While conducting continuous threat-monitoring activities, Trend Micro threat researchers identified multiple suspicious files that included a strange digital signature. This signature immediately caught our attention, as it seemed to be signed by legitimate antivirus company Kaspersky.
While checking the certificate, we noticed that the hash value applied to the suspect file was invalid. This is because hash values are specific to the original file to which they are applied whereas this particular signature has been stolen. Also, the signature had already expired. (The signature used in this case appears to be copied, ironically, from Kaspersky’s “ZbotKiller” cleaning tool.)

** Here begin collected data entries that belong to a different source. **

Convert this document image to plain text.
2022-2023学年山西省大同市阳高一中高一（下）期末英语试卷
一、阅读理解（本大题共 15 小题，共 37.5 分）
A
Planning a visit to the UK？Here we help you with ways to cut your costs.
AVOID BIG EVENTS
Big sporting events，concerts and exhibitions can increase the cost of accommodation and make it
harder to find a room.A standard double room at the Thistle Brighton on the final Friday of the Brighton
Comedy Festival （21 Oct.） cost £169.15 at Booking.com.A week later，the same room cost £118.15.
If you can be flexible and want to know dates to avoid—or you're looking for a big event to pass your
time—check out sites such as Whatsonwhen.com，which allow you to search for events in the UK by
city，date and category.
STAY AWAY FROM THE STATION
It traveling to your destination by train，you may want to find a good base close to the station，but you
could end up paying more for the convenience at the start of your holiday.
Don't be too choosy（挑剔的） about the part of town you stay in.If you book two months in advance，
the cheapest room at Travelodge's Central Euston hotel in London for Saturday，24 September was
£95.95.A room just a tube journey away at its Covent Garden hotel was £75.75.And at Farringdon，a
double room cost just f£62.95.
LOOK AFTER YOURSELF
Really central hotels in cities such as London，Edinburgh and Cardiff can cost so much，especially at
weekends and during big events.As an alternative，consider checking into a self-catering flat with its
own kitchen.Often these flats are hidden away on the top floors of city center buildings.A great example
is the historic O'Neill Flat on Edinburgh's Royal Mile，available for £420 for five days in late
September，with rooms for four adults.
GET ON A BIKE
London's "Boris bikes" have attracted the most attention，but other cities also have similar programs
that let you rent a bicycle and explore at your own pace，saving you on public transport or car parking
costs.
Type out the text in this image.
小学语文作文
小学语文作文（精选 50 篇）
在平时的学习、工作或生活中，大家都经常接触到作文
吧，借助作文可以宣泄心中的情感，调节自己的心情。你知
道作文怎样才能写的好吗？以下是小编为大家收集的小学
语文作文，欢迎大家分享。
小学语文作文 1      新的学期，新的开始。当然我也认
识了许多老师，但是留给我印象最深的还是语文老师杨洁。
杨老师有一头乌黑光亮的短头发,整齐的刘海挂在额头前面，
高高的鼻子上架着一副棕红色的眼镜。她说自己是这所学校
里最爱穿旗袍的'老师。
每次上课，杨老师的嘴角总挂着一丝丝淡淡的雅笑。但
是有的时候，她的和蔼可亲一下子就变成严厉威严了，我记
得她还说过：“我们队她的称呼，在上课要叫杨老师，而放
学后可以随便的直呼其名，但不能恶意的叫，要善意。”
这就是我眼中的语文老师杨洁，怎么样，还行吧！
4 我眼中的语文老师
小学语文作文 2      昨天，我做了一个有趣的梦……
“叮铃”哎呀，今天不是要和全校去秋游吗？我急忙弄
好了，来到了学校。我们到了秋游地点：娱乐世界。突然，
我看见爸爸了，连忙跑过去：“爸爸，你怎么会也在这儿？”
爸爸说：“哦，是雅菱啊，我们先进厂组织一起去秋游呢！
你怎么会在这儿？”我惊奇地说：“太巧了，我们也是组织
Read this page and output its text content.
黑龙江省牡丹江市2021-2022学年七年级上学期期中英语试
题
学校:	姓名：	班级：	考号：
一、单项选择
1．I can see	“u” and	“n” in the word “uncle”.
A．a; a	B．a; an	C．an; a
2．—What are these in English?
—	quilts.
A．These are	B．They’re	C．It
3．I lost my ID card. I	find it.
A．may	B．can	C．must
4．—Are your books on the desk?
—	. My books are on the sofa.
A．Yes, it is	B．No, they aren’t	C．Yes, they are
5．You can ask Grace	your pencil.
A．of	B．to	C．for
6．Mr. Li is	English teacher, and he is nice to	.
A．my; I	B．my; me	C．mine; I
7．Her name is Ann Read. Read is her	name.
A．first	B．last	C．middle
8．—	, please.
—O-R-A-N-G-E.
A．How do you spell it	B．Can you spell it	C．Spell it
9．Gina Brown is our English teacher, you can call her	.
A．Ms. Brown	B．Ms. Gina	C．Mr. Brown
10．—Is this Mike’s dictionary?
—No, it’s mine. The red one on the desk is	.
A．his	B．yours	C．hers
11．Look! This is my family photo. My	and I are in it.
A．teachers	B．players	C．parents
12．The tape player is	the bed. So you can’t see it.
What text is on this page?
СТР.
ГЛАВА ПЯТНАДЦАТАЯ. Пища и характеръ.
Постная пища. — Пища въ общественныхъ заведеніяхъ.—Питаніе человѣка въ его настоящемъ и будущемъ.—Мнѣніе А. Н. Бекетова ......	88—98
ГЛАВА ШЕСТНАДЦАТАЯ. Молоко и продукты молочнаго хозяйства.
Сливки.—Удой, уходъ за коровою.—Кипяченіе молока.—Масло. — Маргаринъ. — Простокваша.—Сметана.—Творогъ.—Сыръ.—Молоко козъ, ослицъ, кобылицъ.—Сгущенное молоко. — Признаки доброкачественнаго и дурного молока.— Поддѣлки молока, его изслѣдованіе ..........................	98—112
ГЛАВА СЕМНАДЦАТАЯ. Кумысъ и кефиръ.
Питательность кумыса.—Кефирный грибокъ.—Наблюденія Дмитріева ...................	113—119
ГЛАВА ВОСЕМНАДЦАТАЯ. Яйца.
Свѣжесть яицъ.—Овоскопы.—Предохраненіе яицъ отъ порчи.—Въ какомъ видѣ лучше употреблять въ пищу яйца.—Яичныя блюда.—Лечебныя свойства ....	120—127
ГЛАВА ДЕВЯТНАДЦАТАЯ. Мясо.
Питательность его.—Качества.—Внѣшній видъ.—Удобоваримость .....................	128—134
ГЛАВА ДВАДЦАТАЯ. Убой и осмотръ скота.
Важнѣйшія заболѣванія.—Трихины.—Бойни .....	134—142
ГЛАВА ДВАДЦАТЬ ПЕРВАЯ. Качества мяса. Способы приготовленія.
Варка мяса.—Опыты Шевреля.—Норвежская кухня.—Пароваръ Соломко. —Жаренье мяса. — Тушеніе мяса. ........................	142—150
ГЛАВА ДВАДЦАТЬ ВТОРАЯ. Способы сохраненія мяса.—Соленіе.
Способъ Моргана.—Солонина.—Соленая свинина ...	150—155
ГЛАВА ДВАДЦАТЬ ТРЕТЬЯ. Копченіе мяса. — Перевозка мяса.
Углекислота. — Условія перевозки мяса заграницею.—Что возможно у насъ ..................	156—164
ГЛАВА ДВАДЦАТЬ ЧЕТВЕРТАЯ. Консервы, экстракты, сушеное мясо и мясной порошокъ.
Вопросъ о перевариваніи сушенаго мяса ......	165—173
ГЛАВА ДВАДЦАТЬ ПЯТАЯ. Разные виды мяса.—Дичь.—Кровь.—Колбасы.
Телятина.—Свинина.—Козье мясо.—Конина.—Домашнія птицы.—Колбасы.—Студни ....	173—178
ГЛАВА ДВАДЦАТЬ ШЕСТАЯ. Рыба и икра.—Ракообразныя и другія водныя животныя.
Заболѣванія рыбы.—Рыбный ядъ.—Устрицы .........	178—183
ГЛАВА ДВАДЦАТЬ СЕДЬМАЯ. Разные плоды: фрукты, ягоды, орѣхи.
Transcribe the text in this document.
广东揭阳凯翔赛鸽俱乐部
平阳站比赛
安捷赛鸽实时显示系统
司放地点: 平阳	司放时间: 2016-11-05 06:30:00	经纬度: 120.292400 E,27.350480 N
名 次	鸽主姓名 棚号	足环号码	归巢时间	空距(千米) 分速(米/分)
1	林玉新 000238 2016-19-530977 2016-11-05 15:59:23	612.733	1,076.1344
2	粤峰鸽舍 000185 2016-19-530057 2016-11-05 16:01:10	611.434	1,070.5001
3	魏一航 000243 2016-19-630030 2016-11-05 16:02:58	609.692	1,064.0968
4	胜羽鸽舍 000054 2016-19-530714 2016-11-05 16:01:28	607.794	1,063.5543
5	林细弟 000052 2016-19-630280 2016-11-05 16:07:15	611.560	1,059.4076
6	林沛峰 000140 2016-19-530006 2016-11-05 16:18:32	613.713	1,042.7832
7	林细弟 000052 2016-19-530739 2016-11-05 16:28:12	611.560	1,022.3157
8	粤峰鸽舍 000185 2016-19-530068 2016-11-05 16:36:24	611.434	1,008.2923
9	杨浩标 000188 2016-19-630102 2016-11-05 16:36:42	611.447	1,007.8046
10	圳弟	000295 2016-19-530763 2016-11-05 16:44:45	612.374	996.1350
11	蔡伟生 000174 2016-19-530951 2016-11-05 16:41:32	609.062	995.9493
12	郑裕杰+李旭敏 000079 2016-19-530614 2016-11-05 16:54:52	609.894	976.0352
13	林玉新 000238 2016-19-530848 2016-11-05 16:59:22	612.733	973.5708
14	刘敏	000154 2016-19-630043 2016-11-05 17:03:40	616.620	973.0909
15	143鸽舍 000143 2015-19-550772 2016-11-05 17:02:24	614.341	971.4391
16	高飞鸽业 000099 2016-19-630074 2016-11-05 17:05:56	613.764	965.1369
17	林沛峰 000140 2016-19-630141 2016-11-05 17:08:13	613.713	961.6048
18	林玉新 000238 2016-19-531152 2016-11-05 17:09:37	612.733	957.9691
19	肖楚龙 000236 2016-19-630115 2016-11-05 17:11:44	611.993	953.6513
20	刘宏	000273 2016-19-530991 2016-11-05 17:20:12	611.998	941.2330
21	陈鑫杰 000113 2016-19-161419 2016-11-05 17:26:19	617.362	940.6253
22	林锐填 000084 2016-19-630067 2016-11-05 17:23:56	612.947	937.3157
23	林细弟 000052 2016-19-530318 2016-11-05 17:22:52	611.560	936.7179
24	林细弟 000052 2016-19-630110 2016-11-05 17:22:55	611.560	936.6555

This isn’t the first time cybercriminals stole digital signatures. The first STUXNET malware was signed with a certificate from Realtek Semiconductors Corp., a later variant with JMicron Technology—although in both these cases the criminals had managed to gain access to the company’s private signing key.
This fake Kaspersky certificate illustrates what seems to be a growing trend among cybercriminals and serves as a good reminder to users to always check the details of signatures and to ensure that they are valid.
Certificates, unfortunately, can be copied by any cybercriminal with intent from any company—the antivirus company mentioned in this instance could not have prevented this incident from taking place—and it is likely that we will continue to see more such incidents in the future.
Trend Micro has informed Kaspersky of this incident.